Cette différence s’explique par le fait qu’à priori, les jeunes filles étaient supposées ne pas aller travailler à l’usine ou au bureau, même pour les classes les plus modestes. L’école a donc une utilité sociale : retenir les jeunes filles et les écarter du marché du travail. Le métier de couturière à domicile (au foyer) apparaissait comme la moins mauvaise solution pour celles obligées de gagner leur vie. Ce n’était pas le cas des garçons de condition modeste : seuls les « mieux doués » pouvaient reporter leur entrée au travail pour faire des études « post primaires » (en bénéficiant de bourses) tandis que la toute grande majorité allait d’office au boulot dès la fin de l’instruction obligatoire, à 14 ans !
« À quelque condition
que nous appartenions, nous sommes destinés à être ménagères »
Marie Parent

De guerre lasse…

Avec l’évolution des mœurs et le développement du travail féminin après la Seconde Guerre, les sections destinées aux jeunes filles vont évoluer.
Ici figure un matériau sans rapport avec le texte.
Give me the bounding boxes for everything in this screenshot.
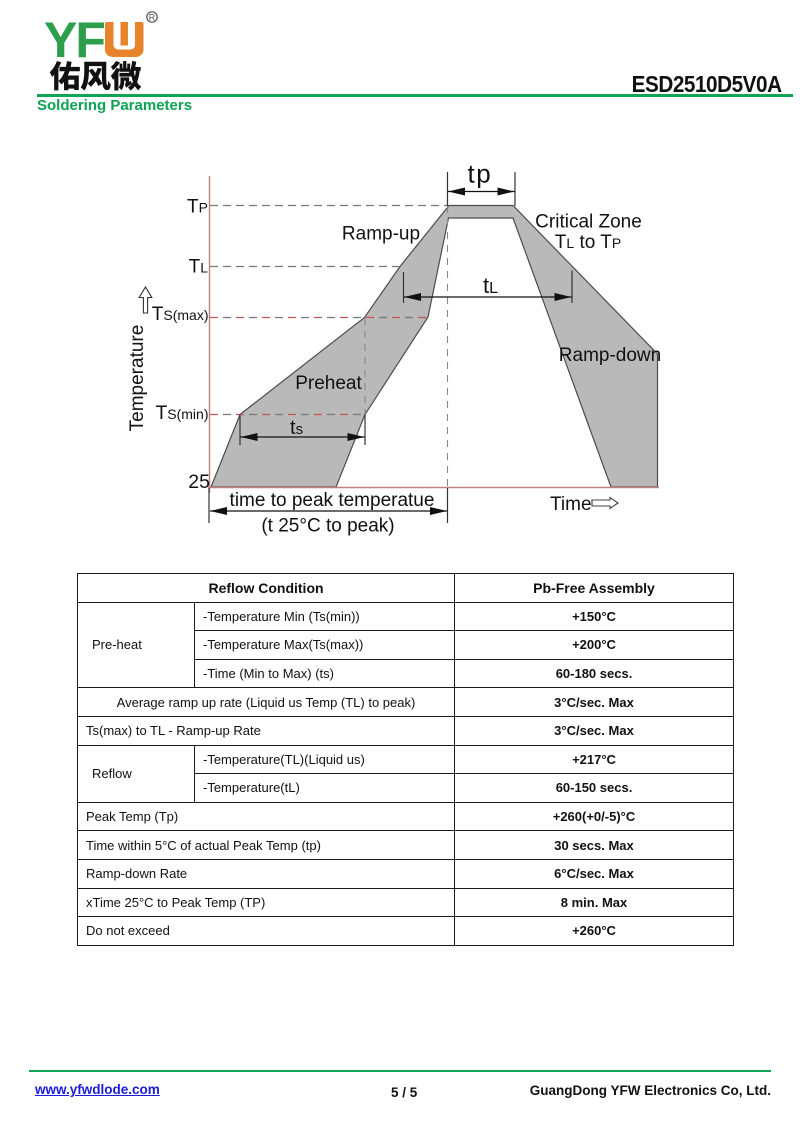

Et c’est la section la plus prestigieuse qui va en pâtir, avec à terme, la disparition de la section coupe et couture dans la filière technique, tandis que la section commerciale de cette même filière connait alors un essor considérable et que de nouvelles sections dévolues aux « métiers féminins » sont créées (coiffure, vente, aide familiale, puériculture, aide-pharmacienne…)
À partir de 1952, on ne spécifiera plus si un enseignement est destiné aux filles ou aux garçons. Formellement, du moins… Du même coup, on introduira pour les filles les possibilités d’une progression hiérarchique, entre l’enseignement technique secondaire inférieur (TSI), technique secondaire supérieur (TSS) et technique supérieur. Comme les garçons, elles pourront désormais « grimper » socialement.
Risquons une comparaison : on pourrait considérer qu’à certains égards, l’enseignement qualifiant d’aujourd’hui est une sorte de généralisation de l’enseignement technique traditionnellement réservé aux filles. Ainsi, dans l’enseignement professionnel et ménager d’hier pour les filles comme aujourd’hui dans l’enseignement qualifiant, le nombre d’heures de cours généraux est un indicateur du niveau de qualité attribué à l’enseignement technique (cf., par exemple, la différence des cours généraux dispensés en section « noble » de coupe et couture pour jeunes filles de la petite bourgeoisie et en section « utilitaire » de couture pour les jeunes filles plus modestes).
À l’inverse, les grands perdants dans l’enseignement qualifiant d’aujourd’hui, ce sont les cours techniques. Ils sont coincés entre les cours généraux qui ont gagné en importance et les cours pratiques qui sont devenus la base de la formation professionnalisante. Ici encore, on peut établir une certaine analogie avec le modèle féminin ancien d’enseignement technique (dans lequel les cours techniques étaient quasi inexistants et la formation pratique, importante). Alors que les cours techniques constituaient, du côté des garçons et ce, durant des décennies, la raison d’être de cet enseignement, qu’ils représentaient le fondement de sa valeur aux yeux des employeurs et des acteurs sociaux, qu’ils étaient la source d’une identité fière pour ses élèves et ses enseignants…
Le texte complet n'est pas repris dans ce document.